Reservation~
...
"... Yaudah kalau gitu aku aja ya, Din, -"
"Eh, jangan... Gausah. Aku tahu kamu capek. Lebih baik kita undur waktu aja..."
Sore itu di depan kampus, Leo dan Adinda sedang berbincang-bincang masalah yang kemarinnya sempat di debatin.
"... Kita tunggu waktu yang tepat, baru deh bertindak, ok? "
"OYY! LEO! ADINDA! " Teriak Viktor dari kejauhan. Seraya berlari ke arah mereka berdua.
"Aduh, gawat, ada si Viktor. Gimana nih, Leo? Aku males harus jelasin ke dia. "
"Kamu tenang. Ok? Semakin kamu keliatan panik, dia bakalan semakin curiga sama kita. "
"Oyy! Kalian berdua udah tahu soal Chandra? " Tanya Viktor setibanya di posisi mereka berdua dengan nafas sedikit tersengal-sengal akibat berlarian tadi.
"Ngga. Kita ngga tahu. Kenapa dia? " Tanya Adinda ketus.
"Chandra masuk rumah sakit. Barusan gue habis dari rumahnya, sepi ngga ada siapa-siapa. Tetangganya bilang dia kemarin dilarikan ke rumah sakit sama kembarannya. " Jelas Viktor.
Leo dan Adinda saling menatap dengan ekspresi muka bingung.
"E-elo ngga bercanda kan, Tor? " Tanya Leo.

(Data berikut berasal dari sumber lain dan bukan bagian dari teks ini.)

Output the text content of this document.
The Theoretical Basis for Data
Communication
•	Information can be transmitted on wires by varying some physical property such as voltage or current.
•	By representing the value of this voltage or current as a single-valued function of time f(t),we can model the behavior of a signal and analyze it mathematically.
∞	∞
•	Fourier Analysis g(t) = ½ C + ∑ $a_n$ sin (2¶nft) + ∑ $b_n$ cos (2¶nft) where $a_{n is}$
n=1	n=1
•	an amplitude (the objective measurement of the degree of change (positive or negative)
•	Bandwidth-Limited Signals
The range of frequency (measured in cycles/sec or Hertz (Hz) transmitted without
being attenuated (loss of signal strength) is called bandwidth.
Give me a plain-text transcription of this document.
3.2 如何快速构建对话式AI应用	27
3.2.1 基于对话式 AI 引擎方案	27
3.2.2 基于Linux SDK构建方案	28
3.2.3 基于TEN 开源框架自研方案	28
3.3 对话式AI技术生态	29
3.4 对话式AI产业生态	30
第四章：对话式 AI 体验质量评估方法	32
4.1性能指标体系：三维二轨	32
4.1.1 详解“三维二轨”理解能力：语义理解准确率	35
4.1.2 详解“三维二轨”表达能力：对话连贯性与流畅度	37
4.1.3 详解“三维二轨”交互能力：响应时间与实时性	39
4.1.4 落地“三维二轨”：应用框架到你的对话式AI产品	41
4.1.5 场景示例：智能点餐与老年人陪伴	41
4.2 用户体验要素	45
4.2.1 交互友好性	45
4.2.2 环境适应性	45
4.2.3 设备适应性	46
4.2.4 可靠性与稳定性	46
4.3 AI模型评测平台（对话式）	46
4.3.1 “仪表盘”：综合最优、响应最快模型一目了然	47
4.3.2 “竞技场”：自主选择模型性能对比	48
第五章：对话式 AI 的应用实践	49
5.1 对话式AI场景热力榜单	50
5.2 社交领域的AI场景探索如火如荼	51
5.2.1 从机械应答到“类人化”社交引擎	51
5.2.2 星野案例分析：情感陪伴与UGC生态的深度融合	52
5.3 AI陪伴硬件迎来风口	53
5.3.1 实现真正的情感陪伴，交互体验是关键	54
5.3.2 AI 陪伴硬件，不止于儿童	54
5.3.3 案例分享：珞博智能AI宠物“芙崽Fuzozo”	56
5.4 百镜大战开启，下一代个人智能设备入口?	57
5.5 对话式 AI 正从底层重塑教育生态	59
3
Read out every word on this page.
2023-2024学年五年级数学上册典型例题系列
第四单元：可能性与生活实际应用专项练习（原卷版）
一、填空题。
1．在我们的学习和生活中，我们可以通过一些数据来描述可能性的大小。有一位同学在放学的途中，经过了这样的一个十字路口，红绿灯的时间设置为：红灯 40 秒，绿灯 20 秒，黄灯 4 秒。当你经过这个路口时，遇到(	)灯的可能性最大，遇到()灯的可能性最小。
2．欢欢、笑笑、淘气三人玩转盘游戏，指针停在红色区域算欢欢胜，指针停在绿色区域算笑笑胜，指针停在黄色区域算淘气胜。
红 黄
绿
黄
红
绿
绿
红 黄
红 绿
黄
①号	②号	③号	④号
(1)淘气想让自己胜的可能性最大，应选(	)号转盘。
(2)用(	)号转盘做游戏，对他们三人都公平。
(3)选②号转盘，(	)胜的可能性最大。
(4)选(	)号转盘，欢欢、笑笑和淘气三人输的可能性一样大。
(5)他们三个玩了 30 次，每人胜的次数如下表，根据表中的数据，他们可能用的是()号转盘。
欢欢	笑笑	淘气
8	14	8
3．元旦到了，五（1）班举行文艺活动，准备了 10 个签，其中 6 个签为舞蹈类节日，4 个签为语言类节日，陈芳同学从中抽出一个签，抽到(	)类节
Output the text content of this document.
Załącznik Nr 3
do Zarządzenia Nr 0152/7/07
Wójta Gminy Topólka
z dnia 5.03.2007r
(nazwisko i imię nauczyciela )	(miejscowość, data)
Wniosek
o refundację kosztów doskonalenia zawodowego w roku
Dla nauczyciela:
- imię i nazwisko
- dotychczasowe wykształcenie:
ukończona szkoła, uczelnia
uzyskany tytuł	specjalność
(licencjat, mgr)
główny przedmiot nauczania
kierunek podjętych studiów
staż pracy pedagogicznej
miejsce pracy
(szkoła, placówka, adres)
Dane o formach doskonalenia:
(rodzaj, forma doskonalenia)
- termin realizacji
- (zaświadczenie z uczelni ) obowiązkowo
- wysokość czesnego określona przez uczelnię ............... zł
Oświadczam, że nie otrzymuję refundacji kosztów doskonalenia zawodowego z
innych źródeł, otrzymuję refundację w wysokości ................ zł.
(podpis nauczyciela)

"YA KAGAKLAH! MASA MASALAH KAYAK GINI GUE BERCANDA!! KALIAN MAU IKUT GUE NENGOK CHANDRA NGGA SEKARANG? KALAU EMANG KALIAN MASIH NGANGGAP DIA SAHABAT, SEHARUSNYA KALIAN TENGOKIN DIA. " Setelah berkata demikian, Viktor berlalu.
2 insan yang masih belum percaya dengan omongan Viktor tidak sesegera mungkin mengambil tindakan. Mereka malah berpikir kalau Viktor menjebak mereka. Daripada nungguin mereka, Viktor lebih baik bertindak seorang diri. Ia masih sangat peduli terhadap Chandra.
~
".... Silahkan mbak Mala americanonya. "
"Makasi.... Emm, Stella, kamu tahu tidak kemana atasanmu? Soalnya dari kemarin aku telponin, handphonenya ngga aktif sampai sekarang. "
Stella terlihat membatu sementara. Ia sudah janji dengan Surya tidak akan menceritakan soal Chandra kepada siapapun, termasuk Mala.
"Stella, are u okay? "
"Emmm, m-maaf mbak Mala. Saya ngga tahu. Soalnya pak Surya beberapa hari ini juga jarang mampir ke restoran. Mungkin sedang banyak urusan di Surabaya. Permisi. "
Stella langsung berlalu tanpa berucap apapun lagi. Mala kebingungan.
~
Sementara itu di rumah sakit...
Chandra baru terbangun dari tidurnya. Kepalanya terasa agak berat untuk ditegakkan. Jemari tangannya bergerak terasa kaku. Tanpa sengaja ia meraba rambut yang ada disebelahnya. Chandra berusaha mengarahkan pandangannya pada seseorang di sebelahnya yang tertidur lelap, menemaninya sepanjang hari. Diusapnya rambut itu sekali lagi sampai ia terbangun.
"Chan, udah ngga sakit lagi kepalanya? "
"Masih. Tapi aku mau pulang, Surya. "
Lirih suara gadis itu yang parau membuat hati pemuda itu tersentuh. Ia kemudian mencium keningnya penuh kasih sayang.
"Lekas sembuh ya. Nanti kalau udah sembuh, pasti bisa pulang. "
Diusapnya puncak kepala Chandra dengan lembut. Berharap sang adik bisa secepatnya melakukan aktivitas normalnya kembali. Melihat sang adik terbaring di rumah sakit seperti itu, membuat jiwanya rapuh setengah, ditambah Chandra yang selalu mengeluh sakit pada bagian kepala. Itu pasti membuatnya merasa tidak nyaman.